After irrigation season around each October, the Purgatoire River water flow slows significantly to a trickle until the time comes again for watering crops in spring. But the Purgatoire Watershed Partnership (PWP), a local stakeholder watershed group that works to find solutions to ongoing concerns in the Purgatoire River, recently discovered there may be an increasing need to keep a steady flow throughout the year to support the quickly growing wildlife populations around the river, especially in regards to trout.

“Trout will actually lay their eggs on gravel and they sink down into it,” said Howard Lackey, a board member of the PWP and a representative of the recreation aspect of the river. He is also co-owner, along with his wife Nancy Lackey, of Moose’s Social Club and Martini Bar on Main Street in Trinidad.

“They develop in that gravel base,” Lackey said, “and when they finally come out of their egg as a little fry, they have to work their way out of the gravel and it has to be wet the whole time so they can make it out and into the stream.”

Lackey said the PWP has been working over the past several weeks conducting studies on the river to determine the feasibility of a continued water flow through the year as well as to determine the success of the organization and the state’s fishery programs.

“About four weeks ago we did an electro shock to get a record of the sizes and numbers of the fish populations,” said Lackey. “All the shock does is stuns everything in the water momentarily. You catch it all then identify, weigh and return it back to the river. That’s what tells us what’s going on in the river.”

“Part of what we’re doing the survey for is to see exactly what results the PWP’s fish stocking programs have been,” said Lackey. “The state also puts in stock. They stock the upper end of the river and we stock the lower end.”

“What we’re trying to do is develop the fishery to the point that instead of shutting it off at the end of the irrigation season we figure out a way to extend more flow downstream for a longer period of time so the fish have a chance to spawn, especially brown trout,” Lackey said.

Lackey explained that, so far, the studies have shown some really positive results in terms of wildlife population and health.

“As far as weights go, with brown trout the range was around two to six and a half pounds,” Lackey said. “With the rainbow trout, the range was from around a pound and a half to about three and a half. All of them were fat, colorful and in good shape which shows the food is good.”

Lackey continued, “With the small minnows and white suckers and all that we’ve found, it’s a good indication of the food and water qualities being really good. The biggest thing was people thought the fish were going to die because they shut the water off, but because of the habitat that we’ve built for them, they’ve retreated to that deeper water and winter over just fine. They’ve been growing like crazy though, so that wont be enough space for them forever.”

With the increasing amounts of trout being found in the river, Lackey said other professionals are taking note and see good things ahead for Trinidad’s outdoor recreation, especially in terms of fishing and wildlife viewing.

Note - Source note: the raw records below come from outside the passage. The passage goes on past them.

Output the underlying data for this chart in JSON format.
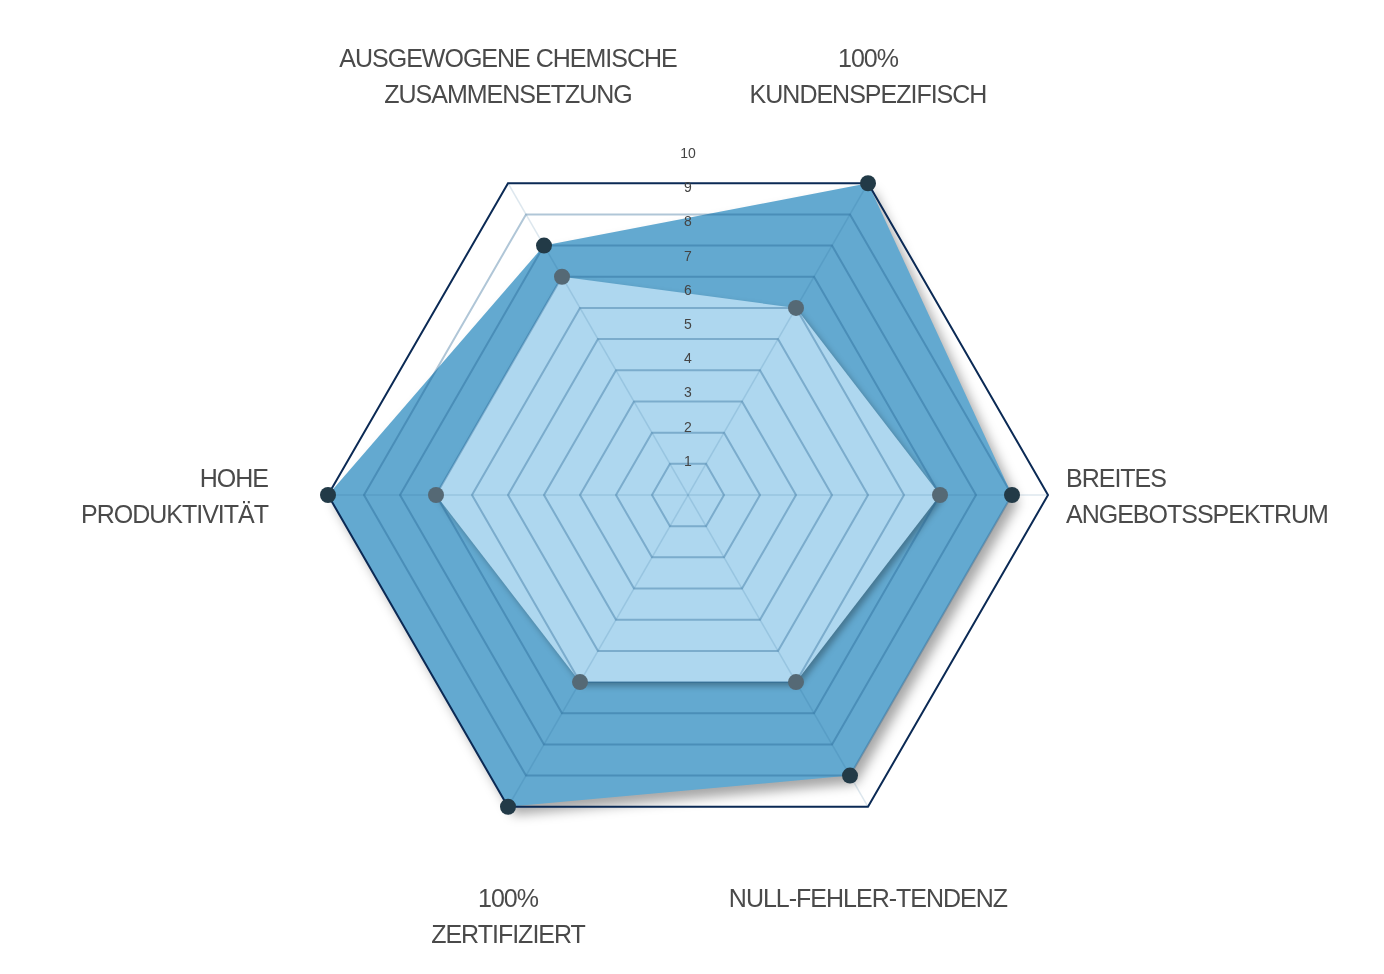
{
  "chart_data": {
    "type": "radar",
    "categories": [
      "100% KUNDENSPEZIFISCH",
      "BREITES ANGEBOTSSPEKTRUM",
      "NULL-FEHLER-TENDENZ",
      "100% ZERTIFIZIERT",
      "HOHE PRODUKTIVITÄT",
      "AUSGEWOGENE CHEMISCHE ZUSAMMENSETZUNG"
    ],
    "series": [
      {
        "color": "#63a9d0",
        "values": [
          10,
          9,
          9,
          10,
          10,
          8
        ]
      },
      {
        "color": "#aed7ef",
        "values": [
          6,
          7,
          6,
          6,
          7,
          7
        ]
      }
    ],
    "ylim": [
      0,
      10
    ],
    "yticks": [
      1,
      2,
      3,
      4,
      5,
      6,
      7,
      8,
      9,
      10
    ],
    "grid": true,
    "marker": "circle"
  }
}
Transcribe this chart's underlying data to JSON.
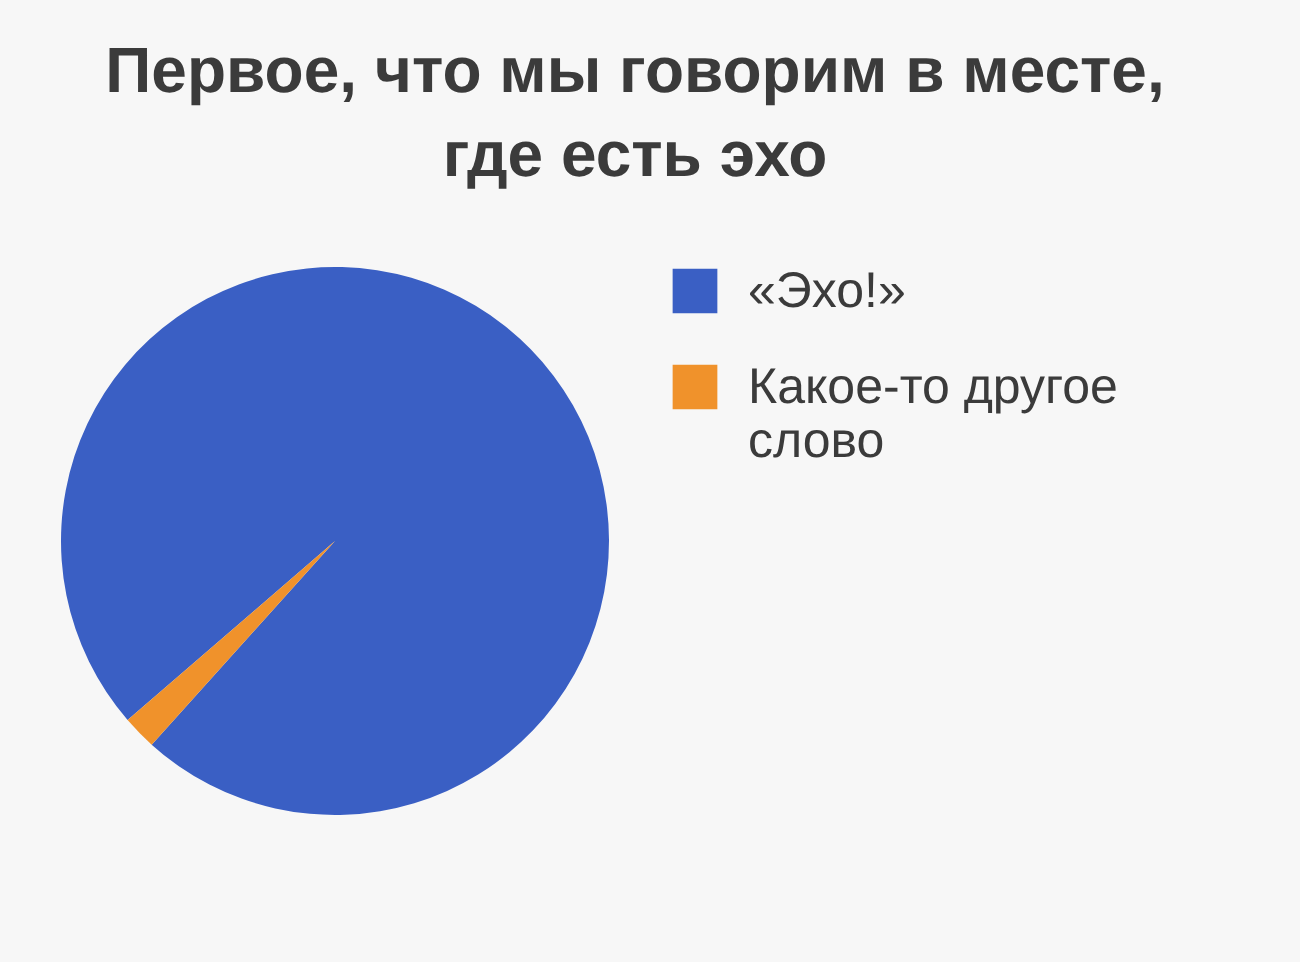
{
  "chart_data": {
    "type": "pie",
    "title": "Первое, что мы говорим в месте, где есть эхо",
    "categories": [
      "«Эхо!»",
      "Какое-то другое слово"
    ],
    "values": [
      98,
      2
    ],
    "colors": [
      "#3a5fc4",
      "#f0922b"
    ],
    "legend": "right"
  }
}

“Greg Polike, who used to be the habitat specialist for the Parks and Wildlife, mentioned Trinidad could be a really good destination spot for fishers, especially for those fishing for brown trout,” said Lackey.

“The work with the Purgatoire is a continuing process,” Lackey continued, “and the thing that’s going to be nice about it is this will tie in real well with the state parks. People that come to Trinidad can hike, bike, go fish, and really have a lot of different opportunities for outdoor recreation.”

Lackey stated he’d been fishing since he was a small fry, himself, and has a personal fondness for the art of fly-fishing that is prominent in this area.

“The thing about fly-fishing is you have to know a little bit more about fish and their habitat, what they’re going to eat, and where they’re going to hang out,” said Lackey. “There’s more to it than throwing a spinner in and hoping. That doesn’t really mimic anything that’s in the river or the lake it’s just something that they strike at because it’s making a lot of noise. But you get a fly and you get it matched to what the fish are used to feeding on, put it out there with subtlety and stealth, make it look as natural as possible and know where they’re going to be, they’ll take it.”

Lackey said that the results of the study along the river should soon be finished and has some positive statistics to help with the continued health and growth of the Purgatoire.

“We’ve made a lot of progress with it and I feel like we’re pretty close,” said Lackey. “I’d like to see that we get that plan in place by October. It won’t be running like it is during the summer, but it’ll be enough flow to add to the survivability of the fish and the spawn.”

As PWP moves into 2020, Lackey said they look forward to finishing the study as well as continue cleaning up the downtown section of the river.

“Our big plans for this coming year are finishing up our study and continuing the cleanup and brush removal along the river all the way up to Boulevard if not further,” Lackey said. “We want to get the corridor much more usable for everybody without having to worry about any issues so it’s used for what it’s supposed to be used for.”